It is a sad fact of office life that the high point of the working day, second only to the utterly glorious bit where you get to go home, is lunch. Somehow a morning of meetings and pointless paperwork can seem almost worth it for a few minutes alone with your Tupperware, quietly going through your ex’s tasteless wedding photos – until a box of fried chicken or a Lean Cuisine curry wafts past, spoiling your gastronomic moment with the all-pervading scent of complete and unabashed rudeness. Eating smelly food at your desk is tantamount to sticking two greasy fingers up at your co-workers – and then wiping them clean on their mouse mats.
Two-thirds of Britons now eat our lunches “al desko” (a phrase that makes this statistic all the more depressing, somehow) most days of the week and, according to a recent survey for the interior landscaping firm Ambius (which may, I suspect, have an interest in redesigning our working environment), half of office workers judge colleagues who choose particularly aromatic food as antisocial. It’s hard not to see this as having a negative effect on productivity – if you’re still boiling with rage at someone for that sardine curry, you’re hardly going to bust a gut to meet their sales targets for the afternoon, or go the extra mile to help them out on an urgent project.

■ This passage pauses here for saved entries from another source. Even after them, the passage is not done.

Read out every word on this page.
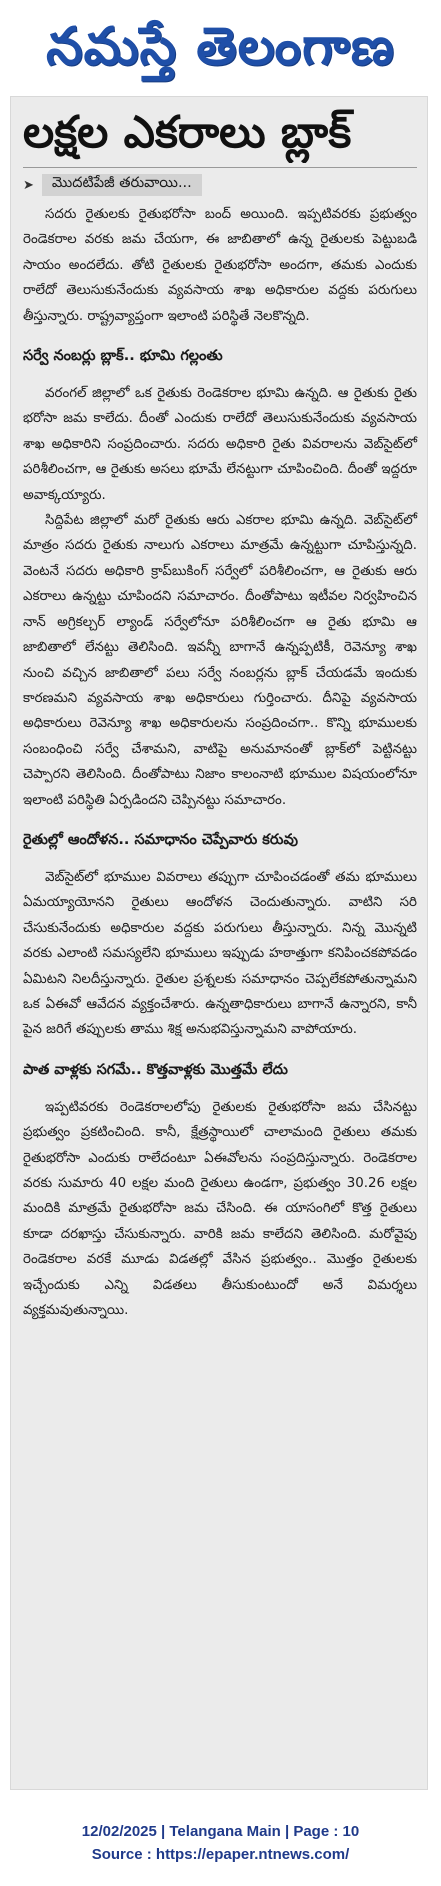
నమస్తే తెలంగాణ
లక్షల ఎకరాలు బ్లాక్
➤	మొదటిపేజీ తరువాయి...

సదరు రైతులకు రైతుభరోసా బంద్ అయింది. ఇప్పటివరకు ప్రభుత్వం రెండెకరాల వరకు జమ చేయగా, ఈ జాబితాలో ఉన్న రైతులకు పెట్టుబడి సాయం అందలేదు. తోటి రైతులకు రైతుభరోసా అందగా, తమకు ఎందుకు రాలేదో తెలుసుకునేందుకు వ్యవసాయ శాఖ అధికారుల వద్దకు పరుగులు తీస్తున్నారు. రాష్ట్రవ్యాప్తంగా ఇలాంటి పరిస్థితే నెలకొన్నది.

సర్వే నంబర్లు బ్లాక్.. భూమి గల్లంతు

వరంగల్ జిల్లాలో ఒక రైతుకు రెండెకరాల భూమి ఉన్నది. ఆ రైతుకు రైతు భరోసా జమ కాలేదు. దీంతో ఎందుకు రాలేదో తెలుసుకునేందుకు వ్యవసాయ శాఖ అధికారిని సంప్రదించారు. సదరు అధికారి రైతు వివరాలను వెబ్‌సైట్‌లో పరిశీలించగా, ఆ రైతుకు అసలు భూమే లేనట్టుగా చూపించింది. దీంతో ఇద్దరూ అవాక్కయ్యారు.

సిద్దిపేట జిల్లాలో మరో రైతుకు ఆరు ఎకరాల భూమి ఉన్నది. వెబ్‌సైట్‌లో మాత్రం సదరు రైతుకు నాలుగు ఎకరాలు మాత్రమే ఉన్నట్టుగా చూపిస్తున్నది. వెంటనే సదరు అధికారి క్రాప్‌బుకింగ్ సర్వేలో పరిశీలించగా, ఆ రైతుకు ఆరు ఎకరాలు ఉన్నట్టు చూపిందని సమాచారం. దీంతోపాటు ఇటీవల నిర్వహించిన నాన్ అగ్రికల్చర్ ల్యాండ్ సర్వేలోనూ పరిశీలించగా ఆ రైతు భూమి ఆ జాబితాలో లేనట్టు తెలిసింది. ఇవన్నీ బాగానే ఉన్నప్పటికీ, రెవెన్యూ శాఖ నుంచి వచ్చిన జాబితాలో పలు సర్వే నంబర్లను బ్లాక్ చేయడమే ఇందుకు కారణమని వ్యవసాయ శాఖ అధికారులు గుర్తించారు. దీనిపై వ్యవసాయ అధికారులు రెవెన్యూ శాఖ అధికారులను సంప్రదించగా.. కొన్ని భూములకు సంబంధించి సర్వే చేశామని, వాటిపై అనుమానంతో బ్లాక్‌లో పెట్టినట్టు చెప్పారని తెలిసింది. దీంతోపాటు నిజాం కాలంనాటి భూముల విషయంలోనూ ఇలాంటి పరిస్థితి ఏర్పడిందని చెప్పినట్టు సమాచారం.

రైతుల్లో ఆందోళన.. సమాధానం చెప్పేవారు కరువు

వెబ్‌సైట్‌లో భూముల వివరాలు తప్పుగా చూపించడంతో తమ భూములు ఏమయ్యాయోనని రైతులు ఆందోళన చెందుతున్నారు. వాటిని సరి చేసుకునేందుకు అధికారుల వద్దకు పరుగులు తీస్తున్నారు. నిన్న మొన్నటి వరకు ఎలాంటి సమస్యలేని భూములు ఇప్పుడు హఠాత్తుగా కనిపించకపోవడం ఏమిటని నిలదీస్తున్నారు. రైతుల ప్రశ్నలకు సమాధానం చెప్పలేకపోతున్నామని ఒక ఏఈవో ఆవేదన వ్యక్తంచేశారు. ఉన్నతాధికారులు బాగానే ఉన్నారని, కానీ పైన జరిగే తప్పులకు తాము శిక్ష అనుభవిస్తున్నామని వాపోయారు.

పాత వాళ్లకు సగమే.. కొత్తవాళ్లకు మొత్తమే లేదు

ఇప్పటివరకు రెండెకరాలలోపు రైతులకు రైతుభరోసా జమ చేసినట్టు ప్రభుత్వం ప్రకటించింది. కానీ, క్షేత్రస్థాయిలో చాలామంది రైతులు తమకు రైతుభరోసా ఎందుకు రాలేదంటూ ఏఈవోలను సంప్రదిస్తున్నారు. రెండెకరాల వరకు సుమారు 40 లక్షల మంది రైతులు ఉండగా, ప్రభుత్వం 30.26 లక్షల మందికి మాత్రమే రైతుభరోసా జమ చేసింది. ఈ యాసంగిలో కొత్త రైతులు కూడా దరఖాస్తు చేసుకున్నారు. వారికి జమ కాలేదని తెలిసింది. మరోవైపు రెండెకరాల వరకే మూడు విడతల్లో వేసిన ప్రభుత్వం.. మొత్తం రైతులకు ఇచ్చేందుకు ఎన్ని విడతలు తీసుకుంటుందో అనే విమర్శలు వ్యక్తమవుతున్నాయి.

12/02/2025 | Telangana Main | Page : 10
Source : https://epaper.ntnews.com/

Caroline Craig and Sophie Missing, authors of the definitive guide to the office feast, the Little Book of Lunch, agree smelly food is a problem: “In every office, there is always at least one employee who flouts the staffroom etiquette and microwaves something so pungent, it permeates the whole building’s vents for hours.” However, they acknowledge that sometimes smelly packed lunches are unavoidable – “so if you’ve got smoked haddock chowder to heat up, then for God’s sake do it quickly, then eat it outside on a park bench”.
Not all foods are created equally offensive, of course; hot food smells more strongly, and smelly food that you can hear being slurped or crunched supplies a double whammy of queasy irritation. So where does your lunch come in the hierarachy of shame?
Hot, smelly, noisy food
The worst. Even if you close your eyes and breathe through your mouth, you can still hear this lot being consumed through the simmering sound of your own rage. Enjoy only if you’re planning to resign in the next half hour: onion soup (slurp), cheesy chilli nachos (crunch), instant noodles (ugh), garlic bread (basically a P45 in baguette form).
Hot, smelly food
Heat causes molecules in food to move around faster, which means more of them will reach your nose. Best consumed outside in a wide open space: curry of any variety, any brassicas (school dinner alert), fast food, fish, particularly oily fish such as kippers, which could land you in a tribunal.
Smelly, noisy food
Enjoy with the window wide open, and only if your deskmate is listening to loud metal over headphones: cheese and onion crisps, crusty tuna rolls, any hipster sandwiches containing kimchi.
Smelly food
Best saved for when the rest of your team has popped to the shops: tuna salad, ripe brie sandwiches, hard-boiled eggs, tinned fish.
Noisy food
Eat when your deskmate is busy on the phone: apples, carrot sticks, ready-salted crisps, nuts, crunchy salads.
Acceptable office food
Eat as much as you like, when you like: chocolate bars, yoghurt, cucumber sandwiches.